New Orleans For all of us who lived through the 2016 election, seeing headlines in the paper the day before the midterm elections warning that it is “too close to call,” brings forward feelings somewhere between dread and total depression, along with quick mental notes on how to prepare for the apocalypse. The major pollsters, perhaps chastened by missing the boat by a mile in 2016, could just be involved in some major league efforts to cover their backsides, but the skinny seems to be that some of the critical races in the House are within a 1% margin meaning that it could easily go either way. The number of times in my lifetime of voting where “either way,” really translates into “no way it will be my way,” I would rather not have to list. You don’t have the time, and I don’t have the energy.
Driving last week, I listened to Nate Cohn, the New York Times pollster on many of these issues.

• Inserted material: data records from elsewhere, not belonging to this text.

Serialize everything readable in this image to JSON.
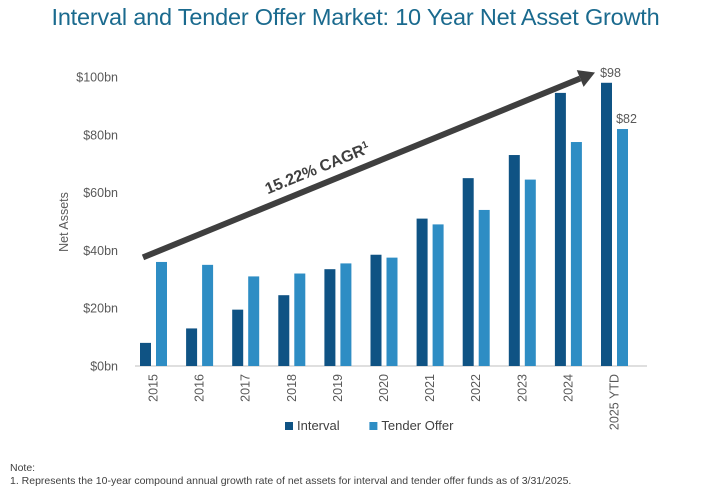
{
  "chart_data": {
    "type": "bar",
    "title": "Interval and Tender Offer Market: 10 Year Net Asset Growth",
    "xlabel": "",
    "ylabel": "Net Assets",
    "ylim": [
      0,
      100
    ],
    "yticks": [
      {
        "value": 0,
        "label": "$0bn"
      },
      {
        "value": 20,
        "label": "$20bn"
      },
      {
        "value": 40,
        "label": "$40bn"
      },
      {
        "value": 60,
        "label": "$60bn"
      },
      {
        "value": 80,
        "label": "$80bn"
      },
      {
        "value": 100,
        "label": "$100bn"
      }
    ],
    "grid": false,
    "categories": [
      "2015",
      "2016",
      "2017",
      "2018",
      "2019",
      "2020",
      "2021",
      "2022",
      "2023",
      "2024",
      "2025 YTD"
    ],
    "series": [
      {
        "name": "Interval",
        "color": "#0f5384",
        "values": [
          8,
          13,
          19.5,
          24.5,
          33.5,
          38.5,
          51,
          65,
          73,
          94.5,
          98
        ]
      },
      {
        "name": "Tender Offer",
        "color": "#2e8dc4",
        "values": [
          36,
          35,
          31,
          32,
          35.5,
          37.5,
          49,
          54,
          64.5,
          77.5,
          82
        ]
      }
    ],
    "data_labels": [
      {
        "category": "2025 YTD",
        "series": "Interval",
        "text": "$98"
      },
      {
        "category": "2025 YTD",
        "series": "Tender Offer",
        "text": "$82"
      }
    ],
    "annotation": {
      "text": "15.22% CAGR",
      "superscript": "1",
      "arrow_from": {
        "category": "2015",
        "value": 40
      },
      "arrow_to": {
        "category": "2025 YTD",
        "value": 104
      }
    },
    "legend": {
      "position": "bottom-center",
      "entries": [
        "Interval",
        "Tender Offer"
      ]
    }
  },
  "notes": {
    "heading": "Note:",
    "line1": "1. Represents the 10-year compound annual growth rate of net assets for interval and tender offer funds as of 3/31/2025."
  },
  "colors": {
    "title": "#1a6a8e",
    "interval": "#0f5384",
    "tender": "#2e8dc4",
    "arrow": "#3f3f3f",
    "axis_text": "#595959"
  }
}
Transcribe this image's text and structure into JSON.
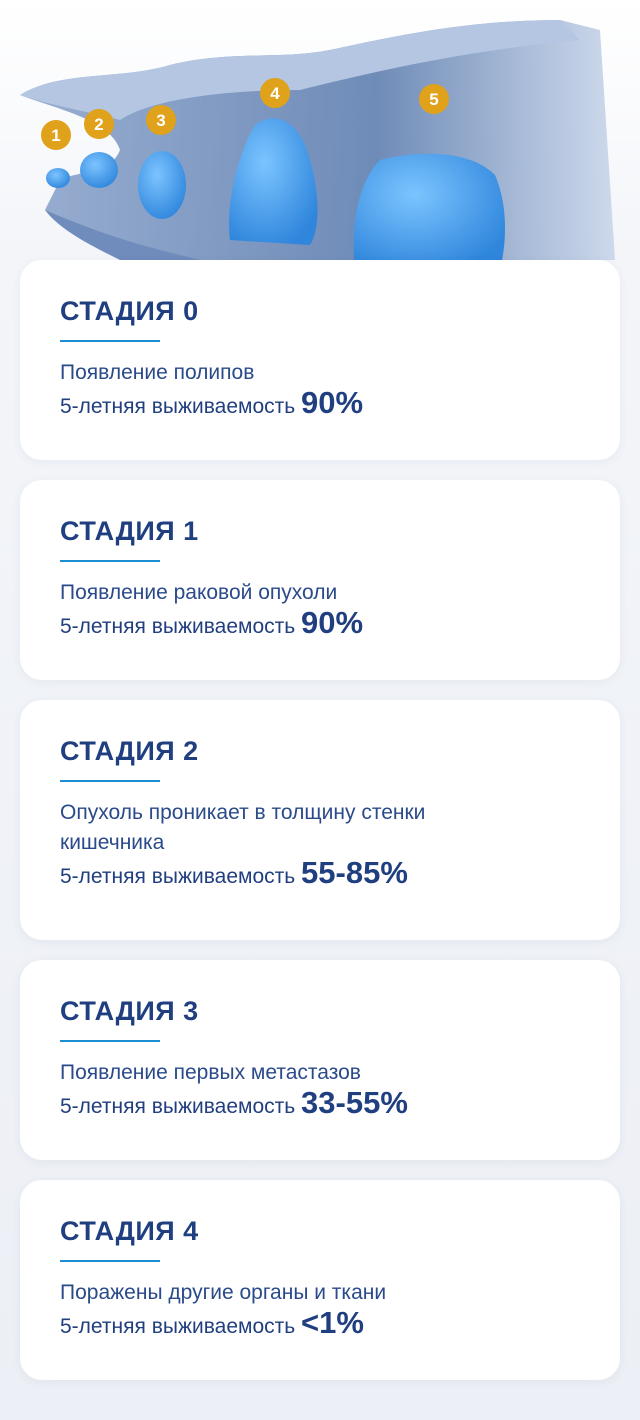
{
  "hero": {
    "markers": [
      "1",
      "2",
      "3",
      "4",
      "5"
    ],
    "marker_color": "#e0a11b",
    "polyp_color": "#3d9ae8"
  },
  "survival_label": "5-летняя выживаемость",
  "stages": [
    {
      "title": "СТАДИЯ 0",
      "description": "Появление полипов",
      "survival": "90%"
    },
    {
      "title": "СТАДИЯ 1",
      "description": "Появление раковой опухоли",
      "survival": "90%"
    },
    {
      "title": "СТАДИЯ 2",
      "description": "Опухоль проникает в толщину стенки кишечника",
      "survival": "55-85%"
    },
    {
      "title": "СТАДИЯ 3",
      "description": "Появление первых метастазов",
      "survival": "33-55%"
    },
    {
      "title": "СТАДИЯ 4",
      "description": "Поражены другие органы и ткани",
      "survival": "<1%"
    }
  ],
  "colors": {
    "title": "#203f80",
    "accent_line": "#1c8fd4",
    "card_bg": "#ffffff"
  }
}
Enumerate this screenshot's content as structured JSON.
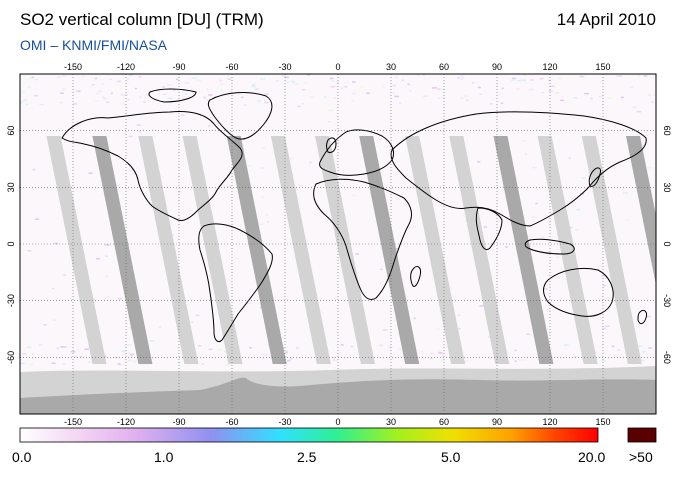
{
  "header": {
    "title": "SO2 vertical column [DU] (TRM)",
    "date": "14 April 2010",
    "subtitle": "OMI  –  KNMI/FMI/NASA"
  },
  "map": {
    "projection": "equirectangular",
    "lon_ticks": [
      "-150",
      "-120",
      "-90",
      "-60",
      "-30",
      "0",
      "30",
      "60",
      "90",
      "120",
      "150"
    ],
    "lat_ticks": [
      "60",
      "30",
      "0",
      "-30",
      "-60"
    ],
    "colors": {
      "no_data": "#d3d3d3",
      "orbit_overlap": "#a9a9a9",
      "land_outline": "#000000",
      "grid": "#666666"
    }
  },
  "colorbar": {
    "labels": [
      "0.0",
      "1.0",
      "2.5",
      "5.0",
      "20.0"
    ],
    "overflow_label": ">50",
    "overflow_color": "#5a0000",
    "gradient_stops": [
      "#ffffff",
      "#f3d6f3",
      "#e0b0f0",
      "#9090f0",
      "#30e0ff",
      "#30f090",
      "#a0f020",
      "#f0e000",
      "#ffa000",
      "#ff4000",
      "#ff0000"
    ]
  }
}
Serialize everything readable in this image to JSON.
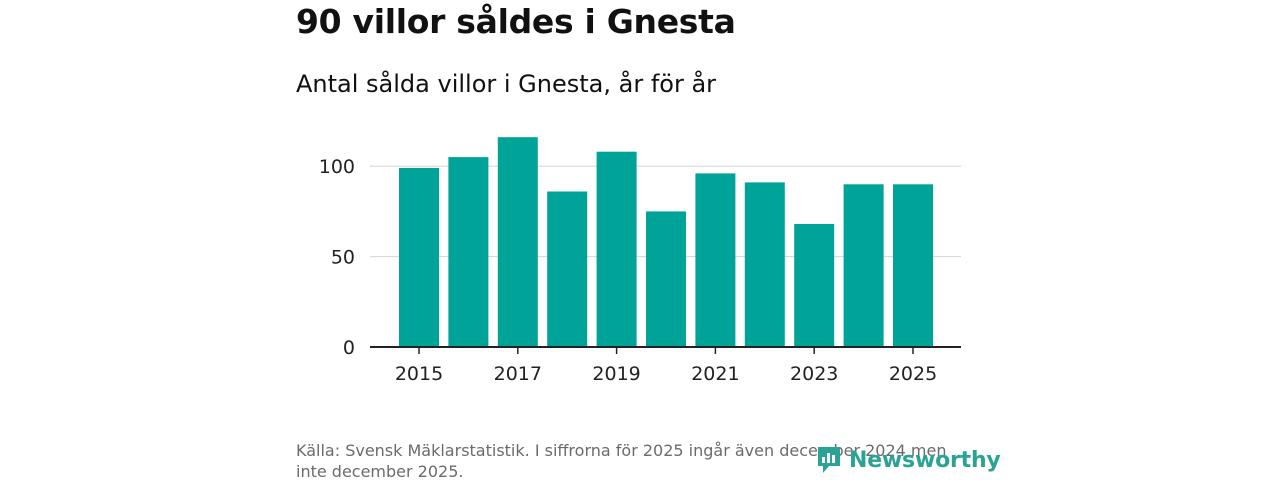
{
  "title": "90 villor såldes i Gnesta",
  "subtitle": "Antal sålda villor i Gnesta, år för år",
  "source": "Källa: Svensk Mäklarstatistik. I siffrorna för 2025 ingår även december 2024 men inte december 2025.",
  "brand": {
    "name": "Newsworthy",
    "color": "#2aa395"
  },
  "colors": {
    "bar": "#00a398",
    "grid": "#d9d9d9",
    "axis": "#222222"
  },
  "chart_data": {
    "type": "bar",
    "title": "Antal sålda villor i Gnesta, år för år",
    "xlabel": "",
    "ylabel": "",
    "categories": [
      "2015",
      "2016",
      "2017",
      "2018",
      "2019",
      "2020",
      "2021",
      "2022",
      "2023",
      "2024",
      "2025"
    ],
    "values": [
      99,
      105,
      116,
      86,
      108,
      75,
      96,
      91,
      68,
      90,
      90
    ],
    "x_tick_labels": [
      "2015",
      "2017",
      "2019",
      "2021",
      "2023",
      "2025"
    ],
    "y_ticks": [
      0,
      50,
      100
    ],
    "y_tick_labels": [
      "0",
      "50",
      "100"
    ],
    "ylim": [
      0,
      120
    ],
    "grid": true
  }
}
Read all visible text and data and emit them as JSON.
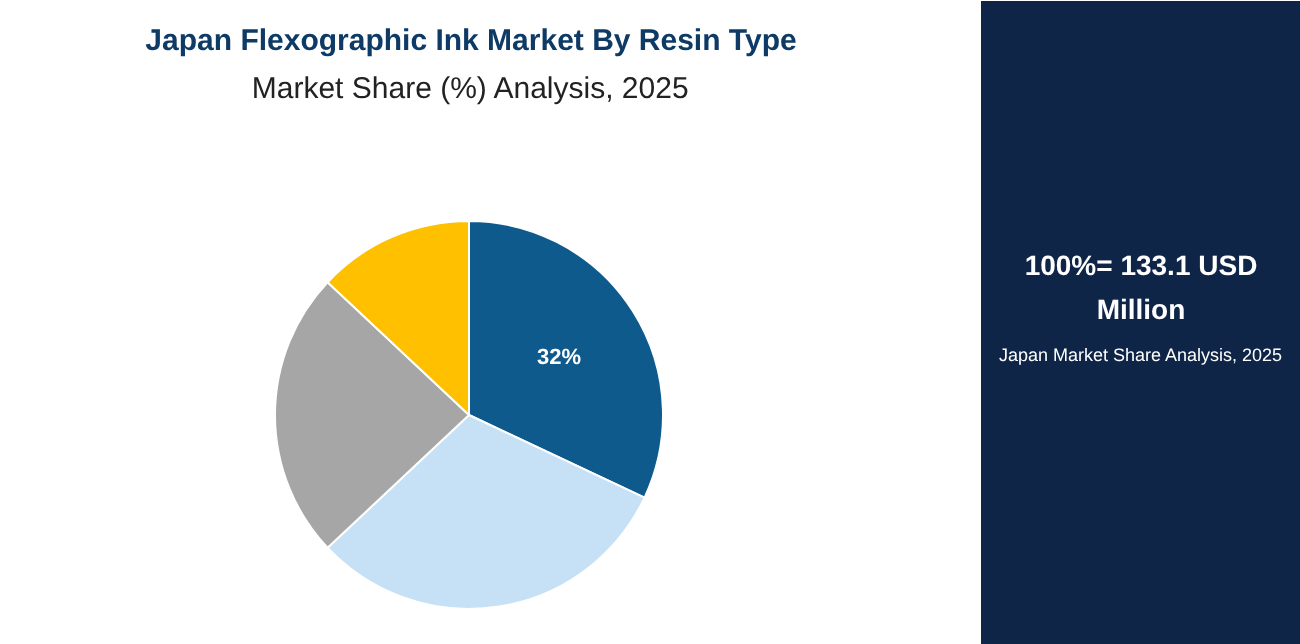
{
  "chart_data": {
    "type": "pie",
    "title": "Japan Flexographic Ink Market By Resin Type",
    "subtitle": "Market Share (%) Analysis, 2025",
    "categories": [
      null,
      null,
      null,
      null
    ],
    "values": [
      32,
      31,
      24,
      13
    ],
    "colors": [
      "#0f5a8c",
      "#c6e1f5",
      "#a6a6a6",
      "#ffc000"
    ],
    "value_labels": [
      "32%",
      null,
      null,
      null
    ],
    "annotations": [
      "100%= 133.1 USD\nMillion",
      "Japan Market Share Analysis, 2025"
    ]
  }
}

He defended the validity and the practice of polling extensively. His revisionism in some ways on 2016 is that vast legions of us don’t really understand that polling is an exercise in understanding probabilities. Even when a Clinton might have a 90% plus chance of winning, a Trump still could have a 50% or better chance as well. Interestingly, he also argued something that we often have found in union representation elections: there are few close elections. Even with the polls this tight, the momentum swings could mean the Democrats taking forty seats as easily as taking only ten, and vice versa. Little comfort there, if you were planning on praying the polling gods.
Of course, it’s not just polling or momentum. Hard core gerrymandering after the Republican takeover of the House and numerous state legislatures and governors’ seats, meant that they were able to build some pretty steep walls against voting and voting access after the 2010 census during redistricting. The frequent court decisions in North Carolina that have held that the state legislature unconstitutionally tilted the balance there are simply one good example. A Democratic surge in the House would allow some rebalancing of course.
As we read daily about the huge fight in Georgia where the Republican Secretary of State is also a candidate for governor – and in Kansas where Kris Kobach is doing the same thing – being able to attempt to disqualify up to 50,000 voters and new registrants is a powerful tool in conservative strategy. The motto for these candidates is “preach democracy, don’t practice it.” A federal judge may have stepped in to allow these folks to vote in Georgia, but these efforts have been embedded in one state after another. Only four states have NOT restricted voter access in the last eight years.
The only thing certain, win, lose, or draw, is that from the day after the midterms everything will then focus on 2020 and the next round from Trump down.